Mexican presidential candidate López Obrador open to international help to fight drug violence
Obrador “open” to allowing international organizations in to Mexico to help investigate cases of corruption and human rights abuses.
MEXICO CITY - Mexican presidential frontrunner Andrés Manuel López Obrador on Tuesday said he was willing to enlist international organizations to help fight drug violence and corruption, countering critics who have said the nationalist candidate might resist working with foreign bodies.
The leftist former mayor of Mexico City, López Obrador has become voters’ firm favorite ahead of the July 1 election, vowing to lower violence, attack decades of political graft and focus attention on the poor.
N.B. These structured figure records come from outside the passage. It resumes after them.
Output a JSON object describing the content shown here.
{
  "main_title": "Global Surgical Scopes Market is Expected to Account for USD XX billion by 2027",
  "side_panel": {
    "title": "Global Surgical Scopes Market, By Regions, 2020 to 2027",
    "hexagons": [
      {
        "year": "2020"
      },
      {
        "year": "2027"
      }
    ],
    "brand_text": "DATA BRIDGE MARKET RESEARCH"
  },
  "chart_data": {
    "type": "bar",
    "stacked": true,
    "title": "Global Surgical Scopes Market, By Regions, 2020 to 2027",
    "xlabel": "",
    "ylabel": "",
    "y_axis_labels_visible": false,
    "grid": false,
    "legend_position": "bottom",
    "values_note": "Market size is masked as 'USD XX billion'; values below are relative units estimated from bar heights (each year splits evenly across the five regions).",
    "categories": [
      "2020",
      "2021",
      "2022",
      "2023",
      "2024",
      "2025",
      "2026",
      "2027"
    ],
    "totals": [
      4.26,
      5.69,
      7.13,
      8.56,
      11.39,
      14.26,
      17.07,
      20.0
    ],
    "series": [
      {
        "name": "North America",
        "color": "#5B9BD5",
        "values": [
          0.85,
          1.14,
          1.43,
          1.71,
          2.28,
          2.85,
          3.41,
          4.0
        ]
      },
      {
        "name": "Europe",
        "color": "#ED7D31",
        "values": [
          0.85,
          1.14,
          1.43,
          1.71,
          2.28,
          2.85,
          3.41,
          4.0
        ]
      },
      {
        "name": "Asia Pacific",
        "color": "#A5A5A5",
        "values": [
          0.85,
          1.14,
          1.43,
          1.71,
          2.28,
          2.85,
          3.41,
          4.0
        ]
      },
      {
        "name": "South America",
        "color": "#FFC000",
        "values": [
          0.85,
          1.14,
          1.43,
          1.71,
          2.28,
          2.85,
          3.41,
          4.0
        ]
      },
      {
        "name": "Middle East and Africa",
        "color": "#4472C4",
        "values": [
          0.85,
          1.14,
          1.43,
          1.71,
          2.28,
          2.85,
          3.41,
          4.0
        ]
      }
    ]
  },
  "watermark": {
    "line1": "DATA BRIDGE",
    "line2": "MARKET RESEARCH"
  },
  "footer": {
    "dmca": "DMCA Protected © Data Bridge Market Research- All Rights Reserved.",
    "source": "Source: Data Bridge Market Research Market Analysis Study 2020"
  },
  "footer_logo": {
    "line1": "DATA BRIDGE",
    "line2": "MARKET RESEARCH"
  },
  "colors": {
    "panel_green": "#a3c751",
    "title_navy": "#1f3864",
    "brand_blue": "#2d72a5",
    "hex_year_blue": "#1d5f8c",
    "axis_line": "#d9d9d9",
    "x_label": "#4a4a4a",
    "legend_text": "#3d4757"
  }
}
AMLO, as the candidate is known, promises to demilitarize the battle against the country’s criminal organizations and has even explored a divisive, albeit vague, proposal for a criminal amnesty so that gangsters curb the violence.
“We’ll invite Pope Francis, the Secretary-General of the United Nations, Antonio Guterres, representatives of international organizations ... so that, with local experts, and with the victims and families of the victims, we elaborate a joint plan to attain peace in this country,” López Obrador said at an event with non-governmental organizations.
López Obrador has been dismissive of civil society organizations during the campaign, and his comments may help ease fears that he would seek to curtail their growing influence or clamp down on foreign nongovernmental organizations.
The 64-year-old added that he is willing to establish a truth commission to bring closure to tens of thousands of people exposed to horrific murders and disappearances of their friends and family.
Additionally, he said he was “open” to allowing international organizations in to Mexico to help investigate cases of corruption and human rights abuses.
Although he did not refer to it by name, López Obrador said that if he wins he would be willing to allow the creation of a body, akin to the U.S.-backed CICIG in Guatemala, which helps local prosecutors build graft cases.
Unlike in the rest of Latin America, where the corruption scandal involving Brazilian builder Odebrecht has toppled presidents, Mexico’s current government has been dragging its feet over investigating the company’s alleged illicit links with high-profile figures close to President Enrique Peña Nieto.
Ricardo Anaya, the second-place presidential candidate who leads a left-right alliance, was also at the event, and agreed with López Obrador on the need for allowing international experts to help design ways to end impunity, and also establish a truth commission.